Using ancient Roman lead to build a state-of-the-art observatory to detect neutrinos from core-collapse supernovae is the ambitious goal of the RES-NOVA project which has been awarded 2.7 million euro in funding by the European Research Council (ERC). The project is led by Luca Pattavina, a researcher at the National Institute for Nuclear Physics (INFN), one of the winners of the Consolidator Grants 2022 recently awarded to 321 excellent young scientists to support them in consolidating their scientific careers.

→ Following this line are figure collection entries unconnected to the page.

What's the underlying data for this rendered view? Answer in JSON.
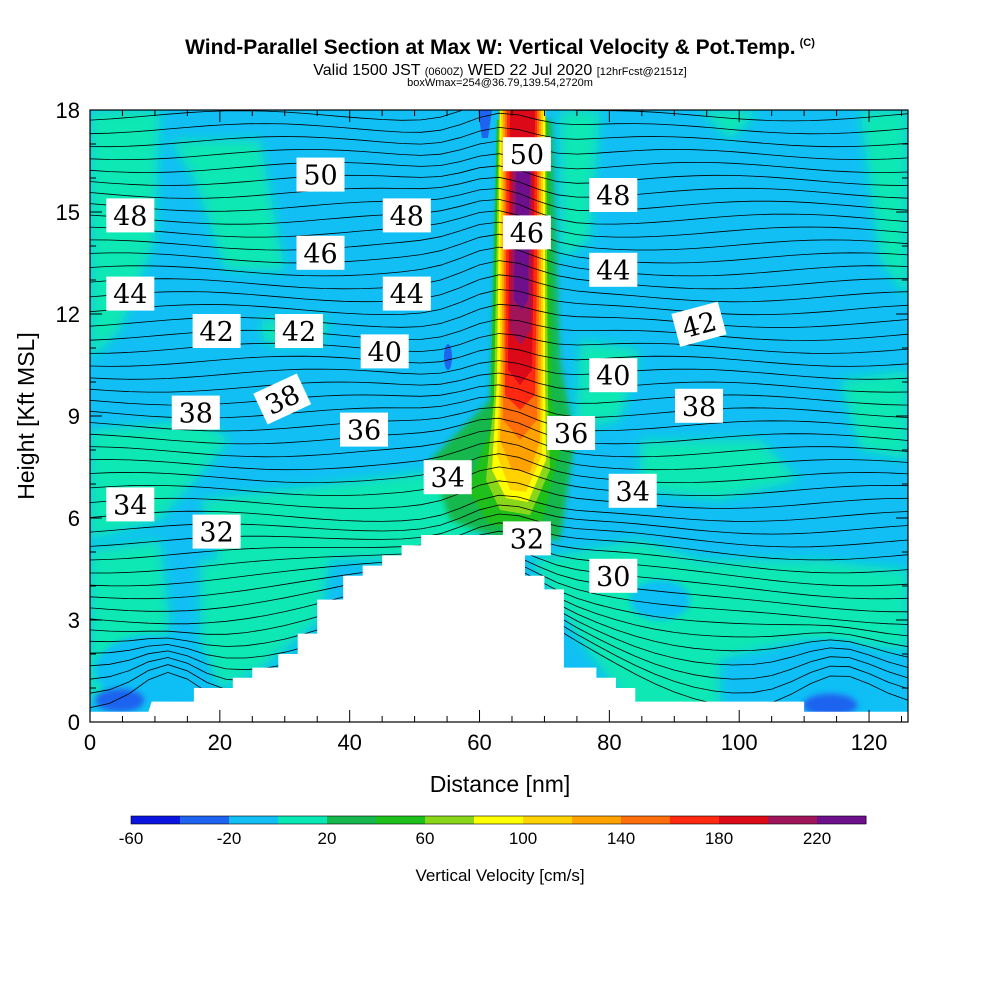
{
  "header": {
    "title": "Wind-Parallel Section at Max W: Vertical Velocity & Pot.Temp.",
    "copyright": "(C)",
    "subtitle_a": "Valid 1500 JST",
    "subtitle_b": "(0600Z)",
    "subtitle_c": "WED 22 Jul 2020",
    "subtitle_d": "[12hrFcst@2151z]",
    "subtitle_e": "boxWmax=254@36.79,139.54,2720m"
  },
  "chart_data": {
    "type": "heatmap",
    "xlabel": "Distance [nm]",
    "ylabel": "Height [Kft MSL]",
    "xlim": [
      0,
      126
    ],
    "ylim": [
      0,
      18
    ],
    "xticks": [
      0,
      20,
      40,
      60,
      80,
      100,
      120
    ],
    "yticks": [
      0,
      3,
      6,
      9,
      12,
      15,
      18
    ],
    "colorbar": {
      "label": "Vertical Velocity [cm/s]",
      "levels": [
        -60,
        -40,
        -20,
        0,
        20,
        40,
        60,
        80,
        100,
        120,
        140,
        160,
        180,
        200,
        220,
        240
      ],
      "tick_labels": [
        "-60",
        "-20",
        "20",
        "60",
        "100",
        "140",
        "180",
        "220"
      ],
      "colors": [
        "#0a14e0",
        "#1e64f0",
        "#11bff5",
        "#07e8b4",
        "#16b84e",
        "#1fbf1c",
        "#8ad61a",
        "#ffff00",
        "#ffd200",
        "#ffa200",
        "#ff6e0a",
        "#ff2810",
        "#dc0a18",
        "#a0145a",
        "#6e0f8c"
      ]
    },
    "terrain_profile": [
      [
        0,
        0.3
      ],
      [
        9,
        0.3
      ],
      [
        9.5,
        0.6
      ],
      [
        16,
        0.6
      ],
      [
        16,
        1.0
      ],
      [
        22,
        1.0
      ],
      [
        22,
        1.3
      ],
      [
        25,
        1.3
      ],
      [
        25,
        1.6
      ],
      [
        29,
        1.6
      ],
      [
        29,
        2.0
      ],
      [
        32,
        2.0
      ],
      [
        32,
        2.6
      ],
      [
        35,
        2.6
      ],
      [
        35,
        3.6
      ],
      [
        39,
        3.6
      ],
      [
        39,
        4.3
      ],
      [
        42,
        4.3
      ],
      [
        42,
        4.6
      ],
      [
        45,
        4.6
      ],
      [
        45,
        4.9
      ],
      [
        48,
        4.9
      ],
      [
        48,
        5.2
      ],
      [
        51,
        5.2
      ],
      [
        51,
        5.5
      ],
      [
        67,
        5.5
      ],
      [
        67,
        4.3
      ],
      [
        70,
        4.3
      ],
      [
        70,
        3.9
      ],
      [
        73,
        3.9
      ],
      [
        73,
        1.6
      ],
      [
        78,
        1.6
      ],
      [
        78,
        1.3
      ],
      [
        81,
        1.3
      ],
      [
        81,
        1.0
      ],
      [
        84,
        1.0
      ],
      [
        84,
        0.6
      ],
      [
        110,
        0.6
      ],
      [
        110,
        0.3
      ],
      [
        126,
        0.3
      ]
    ],
    "theta_labels": [
      {
        "value": "50",
        "x": 35.5,
        "y": 16.1,
        "rot": 0
      },
      {
        "value": "50",
        "x": 67.3,
        "y": 16.7,
        "rot": 0
      },
      {
        "value": "48",
        "x": 6.2,
        "y": 14.9,
        "rot": 0
      },
      {
        "value": "48",
        "x": 48.8,
        "y": 14.9,
        "rot": 0
      },
      {
        "value": "48",
        "x": 80.6,
        "y": 15.5,
        "rot": 0
      },
      {
        "value": "46",
        "x": 35.5,
        "y": 13.8,
        "rot": 0
      },
      {
        "value": "46",
        "x": 67.3,
        "y": 14.4,
        "rot": 0
      },
      {
        "value": "44",
        "x": 6.2,
        "y": 12.6,
        "rot": 0
      },
      {
        "value": "44",
        "x": 48.8,
        "y": 12.6,
        "rot": 0
      },
      {
        "value": "44",
        "x": 80.6,
        "y": 13.3,
        "rot": 0
      },
      {
        "value": "42",
        "x": 19.5,
        "y": 11.5,
        "rot": 0
      },
      {
        "value": "42",
        "x": 32.2,
        "y": 11.5,
        "rot": 0
      },
      {
        "value": "42",
        "x": 93.8,
        "y": 11.7,
        "rot": -15
      },
      {
        "value": "40",
        "x": 45.4,
        "y": 10.9,
        "rot": 0
      },
      {
        "value": "40",
        "x": 80.6,
        "y": 10.2,
        "rot": 0
      },
      {
        "value": "38",
        "x": 16.3,
        "y": 9.1,
        "rot": 0
      },
      {
        "value": "38",
        "x": 29.6,
        "y": 9.5,
        "rot": -25
      },
      {
        "value": "38",
        "x": 93.8,
        "y": 9.3,
        "rot": 0
      },
      {
        "value": "36",
        "x": 42.2,
        "y": 8.6,
        "rot": 0
      },
      {
        "value": "36",
        "x": 74.1,
        "y": 8.5,
        "rot": 0
      },
      {
        "value": "34",
        "x": 6.2,
        "y": 6.4,
        "rot": 0
      },
      {
        "value": "34",
        "x": 55.1,
        "y": 7.2,
        "rot": 0
      },
      {
        "value": "34",
        "x": 83.6,
        "y": 6.8,
        "rot": 0
      },
      {
        "value": "32",
        "x": 19.5,
        "y": 5.6,
        "rot": 0
      },
      {
        "value": "32",
        "x": 67.3,
        "y": 5.4,
        "rot": 0
      },
      {
        "value": "30",
        "x": 80.6,
        "y": 4.3,
        "rot": 0
      }
    ]
  }
}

“Thanks to my international experiences, but, above all, thanks to the unique infrastructures at the Gran Sasso National Laboratory of the INFN and thanks to the Physics Department of the Technical University of Munich, I was able to carry out the first measurements that demonstrated the feasibility of the project,” explained Pattavina, who also pointed out: “The result achieved is the fruit of a joint effort by many Italian, German and Ukrainian collaborators. In fact, the first detector prototypes were produced in Ukraine before the war broke out.”
The study aims to increase the chance of observing supernova explosions: extremely rare events during which a large amount of energy is released in the form of neutrinos. These particles – which have no electrical charge and almost no mass – do not interact much with other matter. They are therefore extraordinary messengers, able to provide direct information on the processes that take place inside stars. After all, neutrinos are elusive particles, very difficult to detect. RES-NOVA will hunt for neutrinos using lead, whose nuclei contain a high number of neutrons, which will increase the chance of a neutrino interacting with the detector by about 10,000 times compared to conventional techniques.
Specifically, the project involves the use of lead from ingots recovered from a Roman ship sunk off the coast of Sardinia 2000 years ago. The goal is to develop a small but extremely sensitive neutrino detector, able to reveal 90% of the potential supernovae of our galaxy, laying the foundations for a new generation of European neutrino telescopes.